Ryzen 3000/Zen 2 IPC ~ Sky Lake IPC. Ice Lake IPC = 1.18 * Sky Lake IPC. Tiger Lake IPC = 1.1 * Ice Lake which makes Tiger Lake CPUs 30% faster than the best currently available AMD CPUs. Remind me with what Intel can't compete again 'cause I've lost you there. Intel doesn't have the node to produce these CPUs but AMD does not have any nodes at all - it outsources their CPU/GPUs to TSMC. Get your facts straight before spewing another portion of fanboyism. WCCFTech should be a place to go for you if you want to talk to like-minded people.
That calculation is a bit off - you're working with relatively low percentages, so every bit counts, and Zen 2 has (
according to AnandTech's Spec2017 testing) a ~6.7% IPC advantage over Skylake (9900K tested). That shrinks Ice Lake's 18% increase to a much smaller 10% lead, and Tiger lake would then just move the needle a bit more to a 21% advantage. (Not to mention the rather skewed comparison of Tiger Lake - an unlaunched, future product not arriving until at least late in the year - to "the best currently available AMD CPUs". Wouldn't the fair comparison be to compare architectures available around the same time frame?) Add to that the rumored 15% IPC increase for Zen 3 (at this point this is just as believable as any Tiger Lake numbers, as neither are official nor confirmed in any way) and we're looking at a very slim lead for Intel. Not to mention that Ice Lake on 10nm clocks
lower than Zen 2 on 7nm in the same power envelope (the 8-core Ryzen 7 4800U has a 1.8GHz base clock, while the 4-core i7 1065G7 has a base clock of just 1.3GHz), meaning that AMD can make up for any IPC deficiency by a slight clock speed lead.
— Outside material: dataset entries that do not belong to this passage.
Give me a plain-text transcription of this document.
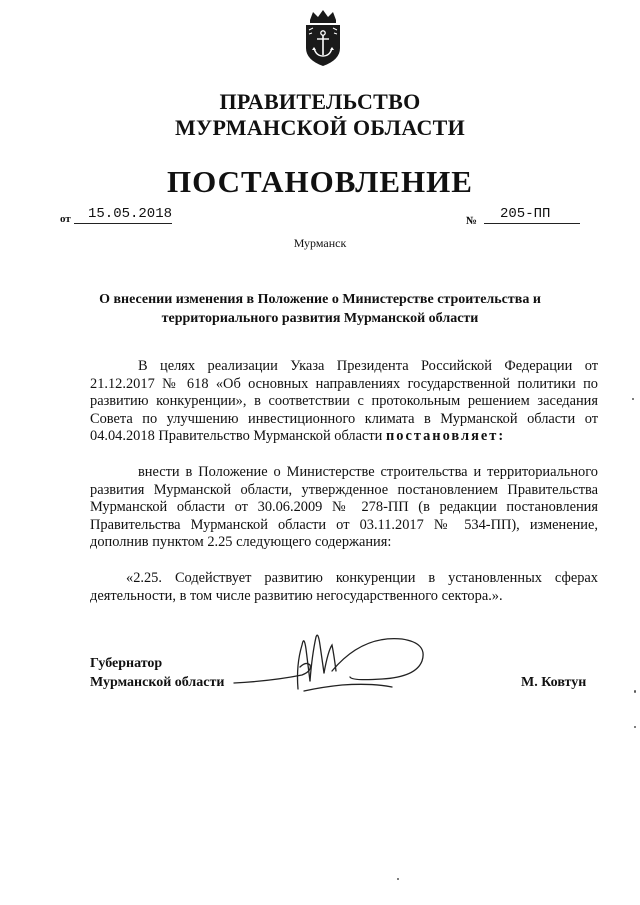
ПРАВИТЕЛЬСТВО
МУРМАНСКОЙ ОБЛАСТИ
ПОСТАНОВЛЕНИЕ
от 15.05.2018	№ 205-ПП
Мурманск
О внесении изменения в Положение о Министерстве строительства и
территориального развития Мурманской области
В целях реализации Указа Президента Российской Федерации от 21.12.2017 № 618 «Об основных направлениях государственной политики по развитию конкуренции», в соответствии с протокольным решением заседания Совета по улучшению инвестиционного климата в Мурманской области от 04.04.2018 Правительство Мурманской области постановляет:
внести в Положение о Министерстве строительства и территориального развития Мурманской области, утвержденное постановлением Правительства Мурманской области от 30.06.2009 № 278-ПП (в редакции постановления Правительства Мурманской области от 03.11.2017 № 534-ПП), изменение, дополнив пунктом 2.25 следующего содержания:
«2.25. Содействует развитию конкуренции в установленных сферах деятельности, в том числе развитию негосударственного сектора.».
Губернатор
Мурманской области	М. Ковтун
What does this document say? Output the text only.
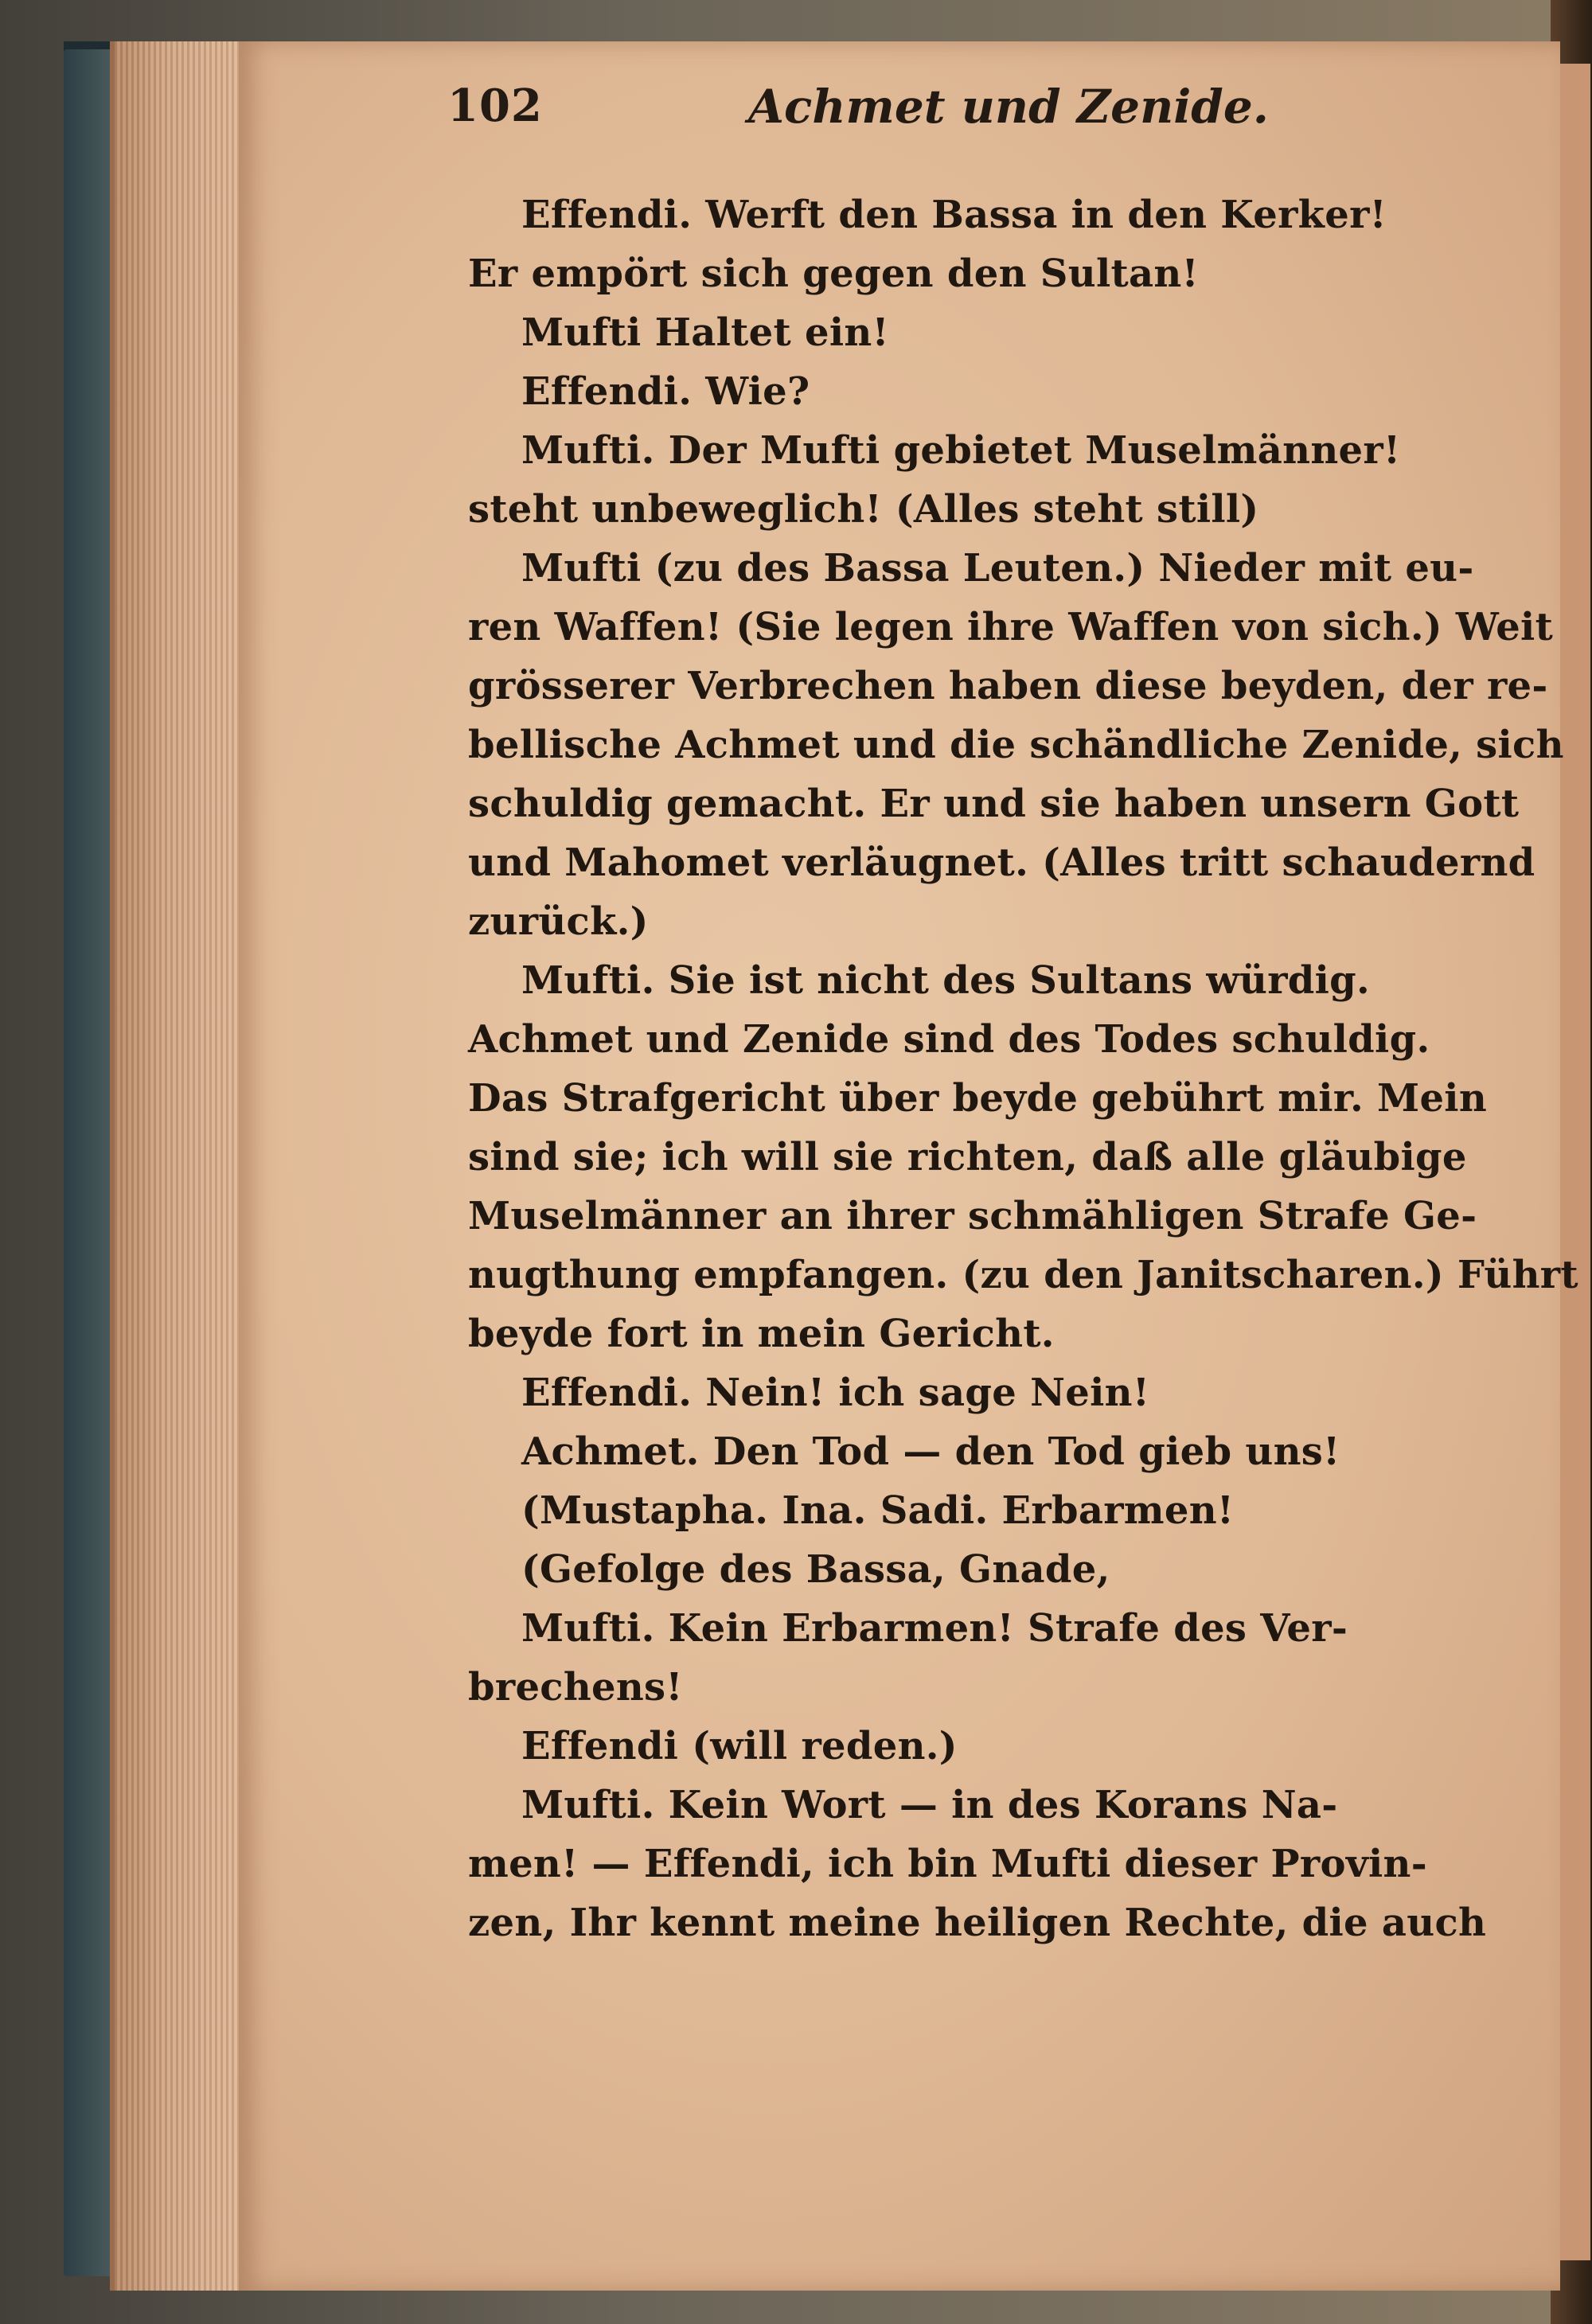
102	Achmet und Zenide.
Effendi. Werft den Bassa in den Kerker!
Er empört sich gegen den Sultan!
Mufti Haltet ein!
Effendi. Wie?
Mufti. Der Mufti gebietet Muselmänner!
steht unbeweglich! (Alles steht still)
Mufti (zu des Bassa Leuten.) Nieder mit eu-
ren Waffen! (Sie legen ihre Waffen von sich.) Weit
grösserer Verbrechen haben diese beyden, der re-
bellische Achmet und die schändliche Zenide, sich
schuldig gemacht. Er und sie haben unsern Gott
und Mahomet verläugnet. (Alles tritt schaudernd
zurück.)
Mufti. Sie ist nicht des Sultans würdig.
Achmet und Zenide sind des Todes schuldig.
Das Strafgericht über beyde gebührt mir. Mein
sind sie; ich will sie richten, daß alle gläubige
Muselmänner an ihrer schmähligen Strafe Ge-
nugthung empfangen. (zu den Janitscharen.) Führt
beyde fort in mein Gericht.
Effendi. Nein! ich sage Nein!
Achmet. Den Tod — den Tod gieb uns!
(Mustapha. Ina. Sadi. Erbarmen!
(Gefolge des Bassa, Gnade,
Mufti. Kein Erbarmen! Strafe des Ver-
brechens!
Effendi (will reden.)
Mufti. Kein Wort — in des Korans Na-
men! — Effendi, ich bin Mufti dieser Provin-
zen, Ihr kennt meine heiligen Rechte, die auch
Tiger Lake is likely to clock higher on 10+, but so is Zen3 on 7+. Launch timings of course don't match perfectly, so who has the advantage at any given moment will change, but we're not looking at a situation where Intel is likely to run off with the IPC lead again, nor a clock speed lead.
Currently: Intel IPC = 1 (except for ULV mobile where some SKUs are 1.18), AMD IPC = 1.067; either 6.7% advantage AMD or 10,6% advantage Intel, depending on the SKU. AMD Zen 2 mobile chips are not yet out, Intel Ice Lake desktop chips are likely never arriving. Intel 14nm clocks higher than AMD/TSMC 7nm, which again clocks higher than Intel 10nm. Intel 10nm is
still struggling with yields given how much more common 14nm Comet Lake is than Ice Lake (Comet Lake also outperforms Ice Lake due to higher clocks).
Later this year/early next year: Intel IPC = ~1.299, AMD IPC = ~1.227; ~5.8% advantage Intel. No idea about clock speeds, but expecting Intel 10nm+ to bypass TSMC 7nm+ sounds unlikely.
This looks like a tightly competitive market, which is exactly what end users should want, and would mean that features and price rather than raw performance becomes the main points of competition. This is excellent, and going to be very, very interesting.